Exactly - which is why I wouldn't want anyone paying towards my mortgage/asset as I wouldn't want them to have a claim on it.
CatsArePeople · 24/09/2021 13:05

What about the children?
You will be effectively co-parenting his child.
Would he do the same to yours? I.e. contribute to your child's education?
Or will it be that his child get horse-riding lessons, because he can afford it, but not yours, because you can't?

andtheweedonkey · 24/09/2021 13:06

You won't be saving anything really...
You're going to be feeding him and cleaning his house, it's more inconvenient for your work. You're going to have to give away some of your furniture and you'll be contributing 50% to his bills...
If he's putting your name on the mortgage, it would be worth considering, otherwise...
Stay where you are. Turn this around and suggest that He could move in with you and pay 50% of your rent and rent out his house. He can pay 50% of your bills, do your laundry and cleaning, feed you and be generally more inconvenienced.
I don't think he'd be quite so enthusiastic.

sadie9 · 24/09/2021 13:06

Don't offer to be the kitchen skivvy/domestic servant. This arrangement does not make you two equal.
Open a joint account and make a pro rata percentage of your wages contribution in there.
Get bank cards and this joint account money can be used for food, bills etc and maybe part payment of the mortgage. This account will also provide a record of your contributions.
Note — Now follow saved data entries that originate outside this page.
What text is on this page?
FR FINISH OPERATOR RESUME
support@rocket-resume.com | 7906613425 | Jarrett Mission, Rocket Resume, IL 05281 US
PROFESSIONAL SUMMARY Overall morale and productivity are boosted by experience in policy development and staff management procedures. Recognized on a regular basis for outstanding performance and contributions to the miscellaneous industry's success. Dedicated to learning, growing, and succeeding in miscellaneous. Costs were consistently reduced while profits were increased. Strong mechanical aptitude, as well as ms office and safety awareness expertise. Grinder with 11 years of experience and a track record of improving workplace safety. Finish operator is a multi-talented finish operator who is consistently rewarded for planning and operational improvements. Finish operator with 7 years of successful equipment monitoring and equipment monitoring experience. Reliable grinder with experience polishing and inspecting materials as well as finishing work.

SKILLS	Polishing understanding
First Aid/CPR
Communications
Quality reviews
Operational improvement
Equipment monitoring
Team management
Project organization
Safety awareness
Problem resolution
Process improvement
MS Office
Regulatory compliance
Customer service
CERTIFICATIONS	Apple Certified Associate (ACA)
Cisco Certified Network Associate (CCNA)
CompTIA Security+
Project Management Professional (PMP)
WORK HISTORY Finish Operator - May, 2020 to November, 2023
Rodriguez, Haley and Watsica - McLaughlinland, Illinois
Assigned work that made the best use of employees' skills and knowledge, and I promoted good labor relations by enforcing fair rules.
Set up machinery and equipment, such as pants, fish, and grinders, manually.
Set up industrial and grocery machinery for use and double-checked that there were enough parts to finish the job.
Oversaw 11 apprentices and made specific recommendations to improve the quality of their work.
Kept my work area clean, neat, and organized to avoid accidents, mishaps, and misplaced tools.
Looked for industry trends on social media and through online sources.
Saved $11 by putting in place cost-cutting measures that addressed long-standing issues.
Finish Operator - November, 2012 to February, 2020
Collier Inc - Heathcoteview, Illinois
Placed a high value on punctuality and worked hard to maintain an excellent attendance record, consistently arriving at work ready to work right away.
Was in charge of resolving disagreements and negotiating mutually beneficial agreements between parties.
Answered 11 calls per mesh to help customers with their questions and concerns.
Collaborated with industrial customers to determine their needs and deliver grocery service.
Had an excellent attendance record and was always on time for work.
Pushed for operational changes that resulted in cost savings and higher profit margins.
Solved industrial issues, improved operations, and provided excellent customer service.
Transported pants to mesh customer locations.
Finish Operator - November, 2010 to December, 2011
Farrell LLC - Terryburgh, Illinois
JudgeRindersMinder · 24/09/2021 13:08

So he gets you to move in, do all the housework etc and pay for the pleasure? What exactly is he bringing to the table?

Justbecauseofit · 24/09/2021 13:08

I think you should be paying rent 💯

You rent anyway?

I think maybe not the full half of his northern payments because it is going towards his own asset, unless you marry but def a fair proportion. You’d be living rent free otherwise

Justbecauseofit · 24/09/2021 13:08

*mortgage not northern

HarrietOh · 24/09/2021 13:11

@Justbecauseofit

I think you should be paying rent 💯

You rent anyway?

I think maybe not the full half of his northern payments because it is going towards his own asset, unless you marry but def a fair proportion. You’d be living rent free otherwise

Yes but as explained she rents as a tenant from a landlord with all the protections that offers.

Handing her DP money each month towards his mortgage doesn't. She would also then have claim to his asset, which doesn't seem fair. If he wants her to move in he needs to accept that, until a point where they buy together.